Крупный пот катился по лицу старика, он терпел адские муки и в тяжком волнении смотрел попеременно на дочь и на акт, на акт и опять на дочь.
— Ангельчик мой, — сказал он, — этот акт дорого обойдется нам. Если бы ты, душечка, прямо захотела подписать совершенное отречение от наследства после нашей бедной покойницы и показать этим все доверие, всю любовь к отцу своему, так это было бы гораздо лучше. Тогда, милый друг, каждый месяц я бы выдавал тебе по сто франков. Послушай, Евгения, сто франков в месяц, подумай-ка, дочечка! Ты тогда будешь в состоянии заказывать столько обеден, сколько душе угодно, молиться вдоволь за всех, за кого ты там молишься. Ха, сто франков, верных сто франков — ливрами!

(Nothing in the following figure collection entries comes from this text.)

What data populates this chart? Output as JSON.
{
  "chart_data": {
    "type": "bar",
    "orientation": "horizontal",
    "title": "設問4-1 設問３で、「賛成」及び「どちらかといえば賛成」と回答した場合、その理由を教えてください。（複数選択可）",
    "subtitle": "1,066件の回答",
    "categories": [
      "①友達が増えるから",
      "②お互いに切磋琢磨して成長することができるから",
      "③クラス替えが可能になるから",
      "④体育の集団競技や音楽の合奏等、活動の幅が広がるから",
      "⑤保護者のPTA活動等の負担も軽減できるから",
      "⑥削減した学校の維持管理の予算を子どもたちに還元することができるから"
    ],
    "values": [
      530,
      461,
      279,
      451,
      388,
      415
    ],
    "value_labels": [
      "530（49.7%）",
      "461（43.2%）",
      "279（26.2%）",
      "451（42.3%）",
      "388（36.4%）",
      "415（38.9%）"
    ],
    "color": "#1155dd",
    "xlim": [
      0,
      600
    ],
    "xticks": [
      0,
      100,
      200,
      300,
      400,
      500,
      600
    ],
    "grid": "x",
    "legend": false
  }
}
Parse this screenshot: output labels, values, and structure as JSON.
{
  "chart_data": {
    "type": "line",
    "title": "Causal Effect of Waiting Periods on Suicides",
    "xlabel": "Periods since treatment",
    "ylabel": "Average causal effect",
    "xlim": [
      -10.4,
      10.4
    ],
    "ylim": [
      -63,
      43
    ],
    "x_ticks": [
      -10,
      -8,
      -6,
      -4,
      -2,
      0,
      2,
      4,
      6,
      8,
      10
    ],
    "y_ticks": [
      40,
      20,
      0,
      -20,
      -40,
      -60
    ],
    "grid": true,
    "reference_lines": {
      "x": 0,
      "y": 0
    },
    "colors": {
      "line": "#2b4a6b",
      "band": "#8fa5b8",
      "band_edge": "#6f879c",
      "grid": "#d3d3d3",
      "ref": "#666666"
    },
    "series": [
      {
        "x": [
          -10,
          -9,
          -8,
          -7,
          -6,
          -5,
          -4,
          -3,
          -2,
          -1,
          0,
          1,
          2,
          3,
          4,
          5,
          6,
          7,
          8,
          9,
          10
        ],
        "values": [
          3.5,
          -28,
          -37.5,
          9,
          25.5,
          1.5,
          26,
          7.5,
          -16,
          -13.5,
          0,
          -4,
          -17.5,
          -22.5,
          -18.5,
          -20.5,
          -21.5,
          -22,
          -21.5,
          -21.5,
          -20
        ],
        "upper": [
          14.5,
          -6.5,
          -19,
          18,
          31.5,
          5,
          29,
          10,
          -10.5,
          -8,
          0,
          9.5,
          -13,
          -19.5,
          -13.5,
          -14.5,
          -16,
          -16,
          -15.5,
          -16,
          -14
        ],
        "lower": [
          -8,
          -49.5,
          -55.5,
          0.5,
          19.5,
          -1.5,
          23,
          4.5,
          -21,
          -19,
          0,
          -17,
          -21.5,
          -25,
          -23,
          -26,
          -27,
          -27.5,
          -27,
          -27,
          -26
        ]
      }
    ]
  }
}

— Я согласна, батюшка, на все, что вам угодно.
— Сударыня, я должен вам заметить, что вы сами себя разоряете….
— Так что же из этого?
— Молчи, молчи, Крюшо, молчи, старый друг, кончено! — сказал он торжественно, ударяя рукой по руке дочери. — Ведь ты не отопрешься, дочка, ты не отдумаешь потом, сдержишь свое слово, свое честное слово? Ведь ты честная девушка, Евгения!
— О милый батюшка!
Старик схватил дочь, судорожно сжал в своих объятиях, целовал как безумный, чуть-чуть не задушил ее поцелуями.
— Дитя мое, кровь моя, ты спасла жизнь отцу своему; ты отдашь ему то, что он дал тебе; мы сквитались, ты ничего не должна мне более; вот как делаются дела, Крюшо! Ведь вся жизнь человеческая — сделка и спекуляция, старый друг мой. Благословляю тебя, добродетельная, примерная дочь моя, ты любишь своего папашу. Теперь делай все, что тебе угодно будет. Так до завтра, Крюшо, — сказал он, взглянув на остолбеневшего от изумления и испуга нотариуса, — до завтра, друг мой; приготовьте нам форменный акт отречения, а завтра мы его подпишем в канцелярии суда.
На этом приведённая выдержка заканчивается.